This post is a link to a video I just made in response to the new work coming out of Anthropic described here and here and discussed on LessWrong here.
In the video I try to puzzle through how best to think about the MLP layers of a transformer in the same spirit as Anthropic is thinking through the self-attention layers.
Well, goodness, it’s really impressive (and touching) that someone absorbed the content of our paper and made a video with thoughts building on it so quickly! It took me a lot longer to understand these ideas.
I’m trying to not work over the holidays, so I’ll restrict myself to a few very quick remarks:
There’s a bunch of stuff buried in the paper’s appendix which you might find interesting, especially the “additional intuition” notes on MLP layers, convolutional-like structure, and bottleneck activations. A lot of it is quite closely related to the things you talked about in your video.
You might be interested in work in the original circuits thread, which focused on reverse engineering convolutional networks with ReLU neurons. Curve Detectors and Curve Circuits are an deep treatment of one case and might shed light on some of the ideas you were thinking about. (For example, you discussed what we call “dataset examples” for a bit.)

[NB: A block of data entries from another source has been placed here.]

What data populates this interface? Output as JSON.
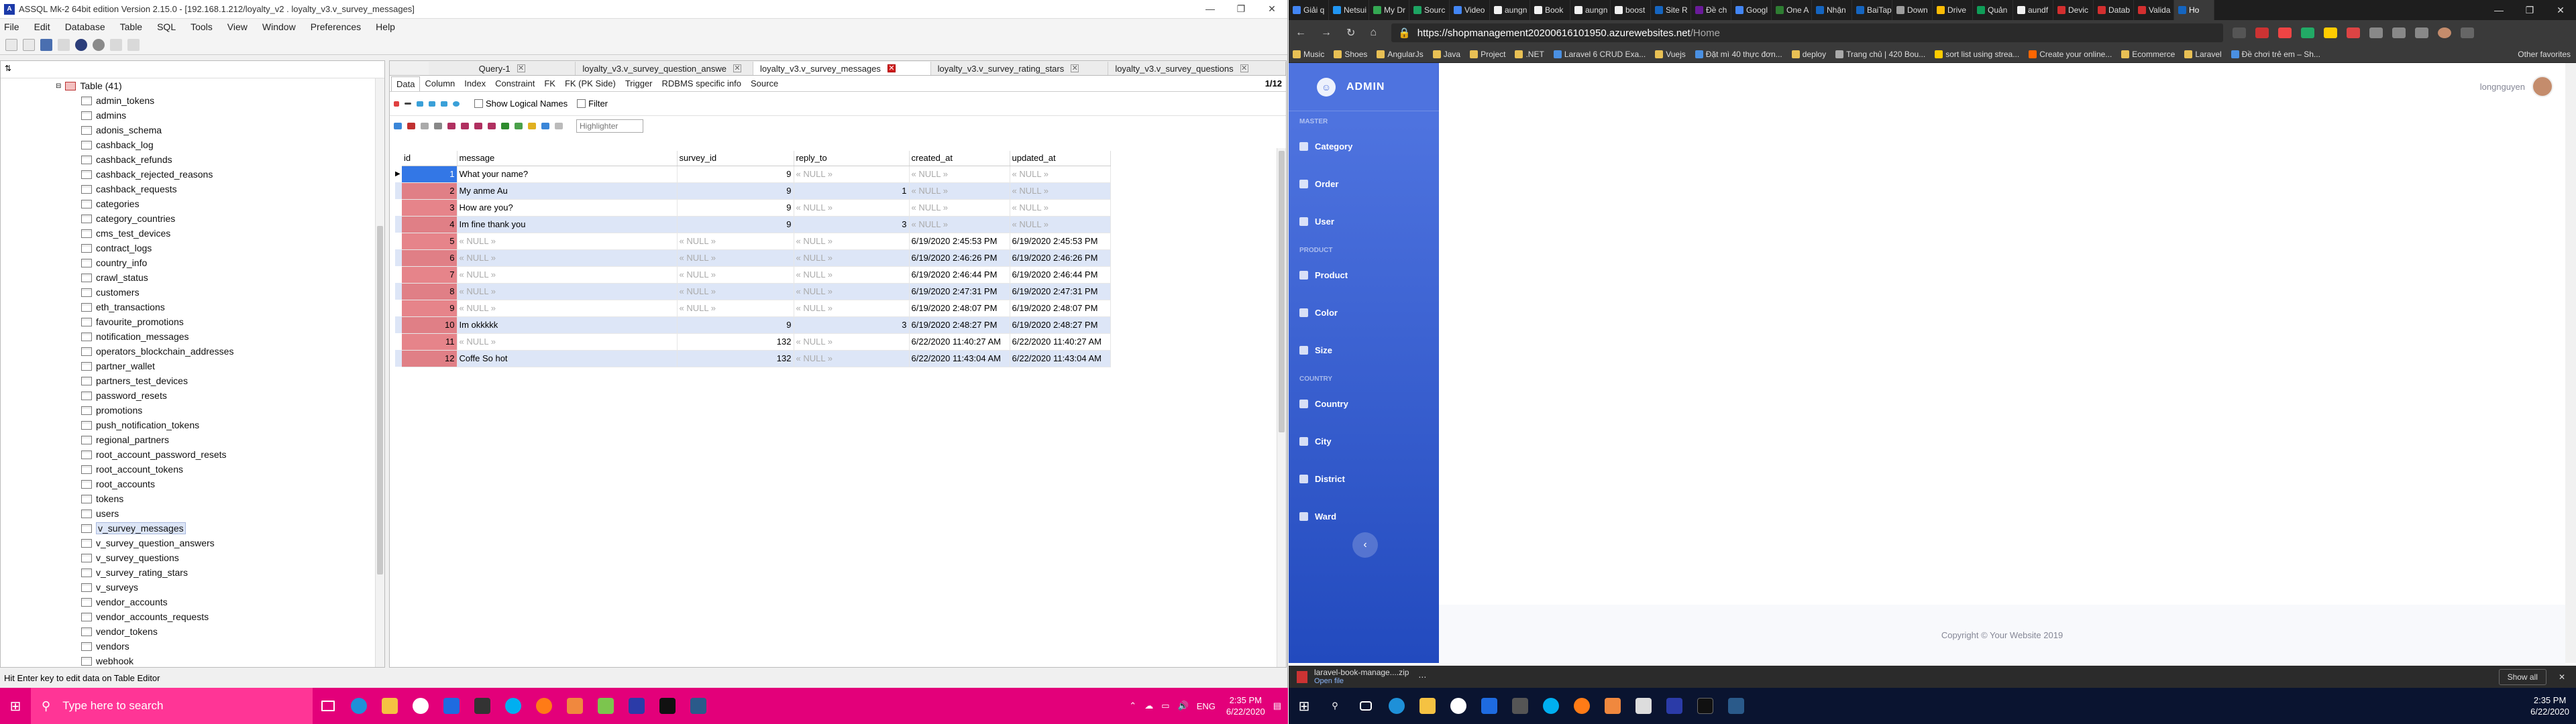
{
  "sqltool": {
    "title": "ASSQL Mk-2 64bit edition Version 2.15.0 - [192.168.1.212/loyalty_v2 . loyalty_v3.v_survey_messages]",
    "menu": [
      "File",
      "Edit",
      "Database",
      "Table",
      "SQL",
      "Tools",
      "View",
      "Window",
      "Preferences",
      "Help"
    ],
    "tree_header": "Table (41)",
    "tables": [
      "admin_tokens",
      "admins",
      "adonis_schema",
      "cashback_log",
      "cashback_refunds",
      "cashback_rejected_reasons",
      "cashback_requests",
      "categories",
      "category_countries",
      "cms_test_devices",
      "contract_logs",
      "country_info",
      "crawl_status",
      "customers",
      "eth_transactions",
      "favourite_promotions",
      "notification_messages",
      "operators_blockchain_addresses",
      "partner_wallet",
      "partners_test_devices",
      "password_resets",
      "promotions",
      "push_notification_tokens",
      "regional_partners",
      "root_account_password_resets",
      "root_account_tokens",
      "root_accounts",
      "tokens",
      "users",
      "v_survey_messages",
      "v_survey_question_answers",
      "v_survey_questions",
      "v_survey_rating_stars",
      "v_surveys",
      "vendor_accounts",
      "vendor_accounts_requests",
      "vendor_tokens",
      "vendors",
      "webhook"
    ],
    "selected_table": "v_survey_messages",
    "query_tabs": [
      "Query-1",
      "loyalty_v3.v_survey_question_answe",
      "loyalty_v3.v_survey_messages",
      "loyalty_v3.v_survey_rating_stars",
      "loyalty_v3.v_survey_questions"
    ],
    "sub_tabs": [
      "Data",
      "Column",
      "Index",
      "Constraint",
      "FK",
      "FK (PK Side)",
      "Trigger",
      "RDBMS specific info",
      "Source"
    ],
    "pager": "1/12",
    "show_logical_names": "Show Logical Names",
    "filter": "Filter",
    "highlighter_placeholder": "Highlighter",
    "columns": [
      "id",
      "message",
      "survey_id",
      "reply_to",
      "created_at",
      "updated_at"
    ],
    "rows": [
      [
        "1",
        "What your name?",
        "9",
        "« NULL »",
        "« NULL »",
        "« NULL »"
      ],
      [
        "2",
        "My anme Au",
        "9",
        "1",
        "« NULL »",
        "« NULL »"
      ],
      [
        "3",
        "How are you?",
        "9",
        "« NULL »",
        "« NULL »",
        "« NULL »"
      ],
      [
        "4",
        "Im fine thank you",
        "9",
        "3",
        "« NULL »",
        "« NULL »"
      ],
      [
        "5",
        "« NULL »",
        "« NULL »",
        "« NULL »",
        "6/19/2020 2:45:53 PM",
        "6/19/2020 2:45:53 PM"
      ],
      [
        "6",
        "« NULL »",
        "« NULL »",
        "« NULL »",
        "6/19/2020 2:46:26 PM",
        "6/19/2020 2:46:26 PM"
      ],
      [
        "7",
        "« NULL »",
        "« NULL »",
        "« NULL »",
        "6/19/2020 2:46:44 PM",
        "6/19/2020 2:46:44 PM"
      ],
      [
        "8",
        "« NULL »",
        "« NULL »",
        "« NULL »",
        "6/19/2020 2:47:31 PM",
        "6/19/2020 2:47:31 PM"
      ],
      [
        "9",
        "« NULL »",
        "« NULL »",
        "« NULL »",
        "6/19/2020 2:48:07 PM",
        "6/19/2020 2:48:07 PM"
      ],
      [
        "10",
        "Im okkkkk",
        "9",
        "3",
        "6/19/2020 2:48:27 PM",
        "6/19/2020 2:48:27 PM"
      ],
      [
        "11",
        "« NULL »",
        "132",
        "« NULL »",
        "6/22/2020 11:40:27 AM",
        "6/22/2020 11:40:27 AM"
      ],
      [
        "12",
        "Coffe So hot",
        "132",
        "« NULL »",
        "6/22/2020 11:43:04 AM",
        "6/22/2020 11:43:04 AM"
      ]
    ],
    "status": "Hit Enter key to edit data on Table Editor"
  },
  "browser": {
    "tabs": [
      "Giải q",
      "Netsui",
      "My Dr",
      "Sourc",
      "Video",
      "aungn",
      "Book",
      "aungn",
      "boost",
      "Site R",
      "Đề ch",
      "Googl",
      "One A",
      "Nhận",
      "BaiTap",
      "Down",
      "Drive",
      "Quản",
      "aundf",
      "Devic",
      "Datab",
      "Valida",
      "Ho"
    ],
    "tab_colors": [
      "#4285f4",
      "#2196f3",
      "#34a853",
      "#1da462",
      "#4285f4",
      "#f1f1f1",
      "#f1f1f1",
      "#f1f1f1",
      "#f1f1f1",
      "#1565c0",
      "#6a1b9a",
      "#4285f4",
      "#2e7d32",
      "#1565c0",
      "#1565c0",
      "#9e9e9e",
      "#fbbc05",
      "#0f9d58",
      "#f1f1f1",
      "#d32f2f",
      "#d32f2f",
      "#d32f2f",
      "#1565c0"
    ],
    "url_host": "https://shopmanagement20200616101950.azurewebsites.net",
    "url_path": "/Home",
    "bookmarks": [
      "Music",
      "Shoes",
      "AngularJs",
      "Java",
      "Project",
      ".NET",
      "Laravel 6 CRUD Exa...",
      "Vuejs",
      "Đặt mì 40 thực đơn...",
      "deploy",
      "Trang chủ | 420 Bou...",
      "sort list using strea...",
      "Create your online...",
      "Ecommerce",
      "Laravel",
      "Đề chơi trẻ em – Sh..."
    ],
    "bookmark_other": "Other favorites",
    "download_file": "laravel-book-manage....zip",
    "download_sub": "Open file",
    "show_all": "Show all"
  },
  "admin": {
    "brand": "ADMIN",
    "sections": [
      {
        "heading": "MASTER",
        "items": [
          "Category",
          "Order",
          "User"
        ]
      },
      {
        "heading": "PRODUCT",
        "items": [
          "Product",
          "Color",
          "Size"
        ]
      },
      {
        "heading": "COUNTRY",
        "items": [
          "Country",
          "City",
          "District",
          "Ward"
        ]
      }
    ],
    "username": "longnguyen",
    "footer": "Copyright © Your Website 2019",
    "toggle_icon": "‹"
  },
  "taskbar": {
    "search_placeholder": "Type here to search",
    "lang": "ENG",
    "time": "2:35 PM",
    "date": "6/22/2020",
    "time2": "2:35 PM",
    "date2": "6/22/2020"
  }
}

LayerNorm in transformers is slightly different from what you describe. There are no interactions between tokens. This is actually the reason LayerNorm is preferred: in autoregressive transformers, one needs to be paranoid about avoiding information leakage from future tokens, and normalization across tokens becomes very complicated as a result, leading to a preference for normalization approaches that are per-token. In any case, there are some minor flow through effects from this to other things you say.
Most transformers prefer GeLU neurons to ReLU neurons.
In general, I’d recommend pushing linearization back until you hit a privileged basis (either a previous MLP layer or the input tokens) rather than the residual stream. My guess is that’s the most interpretable formulation of things. It turns out you can always do this.
I think there’s another important idea that you’re getting close to and I wanted to remark on:
Just as we can linearize the attention layers by freezing the attention patterns, we can linearize a ReLU MLP layer by freezing the “mask” (what you call the referendum).
The issue is that to really leverage this for understanding, one probably needs to understand the information they froze. For example, for attention layers one still needs to look at the attention patterns, and figure out why they attend where they do (the QK circuit) or at least have an empirical theory (eg. “induction heads attend to previous copies shifted one forward”).
Linearizing MLP layers requires you to freeze way more information than attention layers, which makes it harder to “hold in your head.” Additionally, once you understand the information you’ve frozen, you have a theory of the neurons and could proceed via the original circuit-style approach to MLP neurons. In any case, it’s exciting to see other people thinking about this stuff. Happy holidays, and good luck if you’re thinking about this more!
Thanks! Enjoy your holidays!
Well now I feel kind of dumb (for misremembering how LayerNorm works). I’ve actually spent the past day since making the video wondering why information leakage of the form you describe doesn’t occur in most transformers, so it’s honestly kind of a relief to realize this.
It seems to me that ReLU is a reasonable approximation of GELU, even for networks that are actually using GELU. So one can think about the GELU(x)=xΦ(x) as just having a slightly messy mask function (Φ(x)) that is sort-of-well-approximated by the ReLU binary mask function.
Is this video still available somewhere?